Montreal is a crazy town to me, somehow perpetuated by the ideological differential between French and English Canada. For instance, on the way home from Bianca’s last night there were six CRT TV sets out on the curb on our walk home. Today wasn’t a garbage pick-up day nor was there some sort of special TV collection in progress, just six sets soaking up sidewalk and this didn’t seem odd until I pointed it out.
Adam and I stayed in Richard’s basement and Adam was roused by the Kallos’s dog, Lucy.
Lucy is a friendly dog, and upon being licked awake a second time Adam yelled “WHY ARE YOU STILL LOVING ME”. Breakfast was a mishmash of eggs, Pacheco’s chorizo, smoothie, and bacon and most of us did our fair share to make sure everything was eaten.
We met up with Brian and Andrei at a Metro stop and Bianca departed to attend to some things. Andrei and Alan were both more talkative than during our first meeting and hearing what there were up to was pleasant. We returned to Alan’s before getting lunch.
I had assumed that poutine was the specialty of Montreal when in reality it is more of a provincial food. The local delicacy is smoked meats, and this we had in spades:
Maybe Philadelphia has spoiled me, but I found it unremarkable. The smoke flavor was weak and the flavor of the meat itself was buried under mustard. I finished mine, and the rest of Brian’s, and the rest of Bianca’s (maybe it was good), and we again returned to Alan’s.
Time passed to the perennial favorite of Super Smash Bros where my utter gracelessness with a control over keyboard + mouse rendered me useless. As sun set, we decided to climb Mount Royal.
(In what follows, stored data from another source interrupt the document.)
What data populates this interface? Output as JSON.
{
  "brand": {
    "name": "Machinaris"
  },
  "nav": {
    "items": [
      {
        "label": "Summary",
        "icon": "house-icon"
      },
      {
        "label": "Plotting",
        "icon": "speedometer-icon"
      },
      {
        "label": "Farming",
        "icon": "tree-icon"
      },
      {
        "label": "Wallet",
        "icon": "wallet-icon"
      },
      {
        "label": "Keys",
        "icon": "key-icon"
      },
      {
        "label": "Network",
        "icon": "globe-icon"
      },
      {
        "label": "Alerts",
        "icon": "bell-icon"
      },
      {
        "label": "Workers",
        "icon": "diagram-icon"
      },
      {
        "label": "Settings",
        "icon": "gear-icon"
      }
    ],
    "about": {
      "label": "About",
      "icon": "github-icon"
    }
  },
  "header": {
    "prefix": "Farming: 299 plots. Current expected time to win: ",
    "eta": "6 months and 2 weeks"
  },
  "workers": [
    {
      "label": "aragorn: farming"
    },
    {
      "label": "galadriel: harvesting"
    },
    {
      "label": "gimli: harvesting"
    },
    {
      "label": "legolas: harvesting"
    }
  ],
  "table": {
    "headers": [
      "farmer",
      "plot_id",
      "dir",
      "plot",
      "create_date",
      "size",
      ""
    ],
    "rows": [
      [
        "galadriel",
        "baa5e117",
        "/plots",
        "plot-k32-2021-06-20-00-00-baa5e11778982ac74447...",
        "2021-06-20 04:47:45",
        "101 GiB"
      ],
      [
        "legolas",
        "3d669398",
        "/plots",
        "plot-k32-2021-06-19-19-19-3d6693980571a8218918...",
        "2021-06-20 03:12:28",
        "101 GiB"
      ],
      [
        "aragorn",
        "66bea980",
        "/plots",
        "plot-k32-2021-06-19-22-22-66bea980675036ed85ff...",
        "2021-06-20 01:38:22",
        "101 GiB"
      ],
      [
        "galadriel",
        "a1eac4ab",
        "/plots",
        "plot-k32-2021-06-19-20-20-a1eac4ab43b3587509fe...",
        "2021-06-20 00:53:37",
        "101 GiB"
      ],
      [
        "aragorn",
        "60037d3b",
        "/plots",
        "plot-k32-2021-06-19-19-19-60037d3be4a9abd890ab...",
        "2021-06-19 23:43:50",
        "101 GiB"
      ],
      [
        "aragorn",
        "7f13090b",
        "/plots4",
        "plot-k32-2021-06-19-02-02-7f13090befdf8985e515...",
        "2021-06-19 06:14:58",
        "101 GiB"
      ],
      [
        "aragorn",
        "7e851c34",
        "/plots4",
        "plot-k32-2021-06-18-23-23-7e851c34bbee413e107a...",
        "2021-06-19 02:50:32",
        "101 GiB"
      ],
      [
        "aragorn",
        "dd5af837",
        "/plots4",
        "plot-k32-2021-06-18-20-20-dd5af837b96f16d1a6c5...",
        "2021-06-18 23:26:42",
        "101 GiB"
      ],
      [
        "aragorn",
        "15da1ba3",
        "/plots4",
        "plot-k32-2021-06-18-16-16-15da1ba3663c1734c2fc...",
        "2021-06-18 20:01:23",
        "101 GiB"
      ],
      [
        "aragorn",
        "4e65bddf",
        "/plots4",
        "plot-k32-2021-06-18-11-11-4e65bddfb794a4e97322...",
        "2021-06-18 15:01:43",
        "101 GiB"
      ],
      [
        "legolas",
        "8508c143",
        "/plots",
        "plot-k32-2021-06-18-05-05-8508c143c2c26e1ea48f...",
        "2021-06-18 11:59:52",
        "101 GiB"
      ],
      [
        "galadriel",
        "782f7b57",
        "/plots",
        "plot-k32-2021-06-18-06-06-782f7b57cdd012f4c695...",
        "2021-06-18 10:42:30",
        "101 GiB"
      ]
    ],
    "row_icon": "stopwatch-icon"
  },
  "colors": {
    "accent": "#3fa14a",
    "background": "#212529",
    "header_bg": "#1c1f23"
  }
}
Alan’s apartment was about a 1/2 mile from the foot of the “mountain” and I moved slowly taking photos. There were a dozen searchlights pointed at the clouds illuminating the overcast night and for what reason none in the party was sure. After crossing McGill university we set up the unlit roads toward the peak and I was very glad I had a continuous LED light that I use as fill flash for video with me as we otherwise had no form of illumination. The climb to the first of two observation levels was long enough that the group separated into two groups, Richard and myself and then everyone else. I hadn’t before realized that thinner than me didn’t mean fitter than me and I was happy at the pace I kept.
The view of Montreal from the main belvedere provided a “hey, do you remember that?”
The weird antennae of light to the right is what remains from the 1976 Montreal Olympiad.
At the top of Mount Royale is an illuminated LED cross which we decided to see if we could reach. There was much fencing but we found a break in it and started going up. The top-most point wasn’t occupied by the cross but by an antenna station that was reachable via a fenced road or the network of foot paths and switchbacks we took. Having gone so far for nothing, we celebrated the discovery of a puddle.
Oh yeah, then there was the cross.
We stood near the fence and talked about how TF2 had changed over the past three years, a juxtaposition I found novel.
On the way down, rain began to pour and after about 12 miles of walking today we wanted to eat again. We walked towards Frite Alors! against a deluge where again the different parts of Montreal came to light. St. Catherine’s Street is probably the main artery and had dapper but dully dressed Anglophones on one side of the street walking with their umbrellas and much more daring Francophones on the other side darting through the rain without so much as coats in many cases. I was fine with the combination of water, running, and cocktail dresses.
Poutine is the closest I’ve found to soul food when traveling, combining salt, fat, starch, and warm in a serving environment where one only requires a fork. Ours were served in bowls although a trough may have been more appropriate. I will miss it.
We dropped off Alan, and then unwound the evening at Richard’s watching Community. Since I enjoyed the show, it should be cancelled soon.
Thank you for having me, Montreal. It was fun.